The company reported $1.2 billion in net income for the quarter on $4.8 billion in revenue, up from $1 billion in net income on $4.5 billion in revenue for the first quarter of 2024.
In the Treasury market, "the rails of the system are working really well," Vince said. "We're seeing high volumes, yes, for sure, but everything is functioning really well."
But Vince said the trade negotiations may take time and are having a noticeable effect on market liquidity.
The uncertainty in "both the capital markets and the real economy creates elevated risks in the near and medium term," Vince said.

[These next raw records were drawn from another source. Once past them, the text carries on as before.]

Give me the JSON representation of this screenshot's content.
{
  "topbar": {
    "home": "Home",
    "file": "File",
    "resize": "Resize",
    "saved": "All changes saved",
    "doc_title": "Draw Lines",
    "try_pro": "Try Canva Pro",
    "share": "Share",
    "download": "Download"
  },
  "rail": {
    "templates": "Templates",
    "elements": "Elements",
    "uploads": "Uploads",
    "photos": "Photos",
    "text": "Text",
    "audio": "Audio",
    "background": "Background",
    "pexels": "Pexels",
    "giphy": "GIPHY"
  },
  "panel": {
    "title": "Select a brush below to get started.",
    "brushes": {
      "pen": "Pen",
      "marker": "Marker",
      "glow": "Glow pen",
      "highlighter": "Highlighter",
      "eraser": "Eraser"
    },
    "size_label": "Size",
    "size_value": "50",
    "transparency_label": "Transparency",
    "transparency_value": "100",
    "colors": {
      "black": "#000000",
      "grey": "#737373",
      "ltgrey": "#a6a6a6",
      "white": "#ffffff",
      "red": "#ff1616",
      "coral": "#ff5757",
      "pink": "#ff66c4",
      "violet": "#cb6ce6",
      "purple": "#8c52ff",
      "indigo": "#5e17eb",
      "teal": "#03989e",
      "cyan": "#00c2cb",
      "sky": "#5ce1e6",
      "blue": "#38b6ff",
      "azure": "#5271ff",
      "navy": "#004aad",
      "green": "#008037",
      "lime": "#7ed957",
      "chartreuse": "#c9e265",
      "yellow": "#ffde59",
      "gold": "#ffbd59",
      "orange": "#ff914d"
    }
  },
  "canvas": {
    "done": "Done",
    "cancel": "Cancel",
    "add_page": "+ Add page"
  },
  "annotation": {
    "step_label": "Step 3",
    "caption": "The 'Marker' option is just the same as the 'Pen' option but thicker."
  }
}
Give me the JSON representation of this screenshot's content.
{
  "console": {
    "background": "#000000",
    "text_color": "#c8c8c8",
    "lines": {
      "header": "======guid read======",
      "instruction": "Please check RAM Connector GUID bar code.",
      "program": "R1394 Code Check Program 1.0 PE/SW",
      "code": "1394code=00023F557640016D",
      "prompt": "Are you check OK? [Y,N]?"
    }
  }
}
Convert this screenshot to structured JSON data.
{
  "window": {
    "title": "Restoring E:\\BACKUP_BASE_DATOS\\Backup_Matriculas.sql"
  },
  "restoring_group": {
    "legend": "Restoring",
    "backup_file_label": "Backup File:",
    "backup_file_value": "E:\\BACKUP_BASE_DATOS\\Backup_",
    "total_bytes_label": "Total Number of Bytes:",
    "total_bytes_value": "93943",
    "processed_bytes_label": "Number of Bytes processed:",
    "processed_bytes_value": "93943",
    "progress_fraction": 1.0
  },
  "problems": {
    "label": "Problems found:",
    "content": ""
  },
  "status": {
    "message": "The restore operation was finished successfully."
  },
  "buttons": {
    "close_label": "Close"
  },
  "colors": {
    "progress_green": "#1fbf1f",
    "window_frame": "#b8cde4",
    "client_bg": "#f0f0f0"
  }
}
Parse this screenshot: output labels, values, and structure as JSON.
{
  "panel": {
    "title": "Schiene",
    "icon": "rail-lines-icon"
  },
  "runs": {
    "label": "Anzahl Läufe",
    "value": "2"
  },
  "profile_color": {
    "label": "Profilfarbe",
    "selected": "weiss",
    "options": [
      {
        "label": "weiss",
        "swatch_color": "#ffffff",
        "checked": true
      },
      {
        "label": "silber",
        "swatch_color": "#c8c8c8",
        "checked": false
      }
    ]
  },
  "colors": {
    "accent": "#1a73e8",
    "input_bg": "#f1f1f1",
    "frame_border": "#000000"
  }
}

Both in the market for U.S. Treasurys and in the stock market, "the depth at the top of the order book has reduced," Vince told the analysts. "The amount of risk that can be moved at the top of the book is much smaller. You have to go deeper into the book to be able to move blocks of risk."
Vince cited gaps forming between ETF net asset values and the underlying value of the stocks in the ETFs as another concern.
"Those types of things are all indicative of people trying to move blocks of risk, and there's a bit of a consequence to it in terms of liquidity," Vince said.
The corporate bond market: Vince was talking about the Treasury markets and stocks.
Life and annuity issuers invest mainly in investment-grade corporate bonds.
Bond market data posted by the Federal Reserve Bank of St. Louis appear to show, for example, that the spread between the yield on U.S. corporate bonds with BBB ratings and the yield on comparable U.S. Treasuries has increased to about 1.5 percentage points, as of Friday, from close to 1 percentage point in January and February.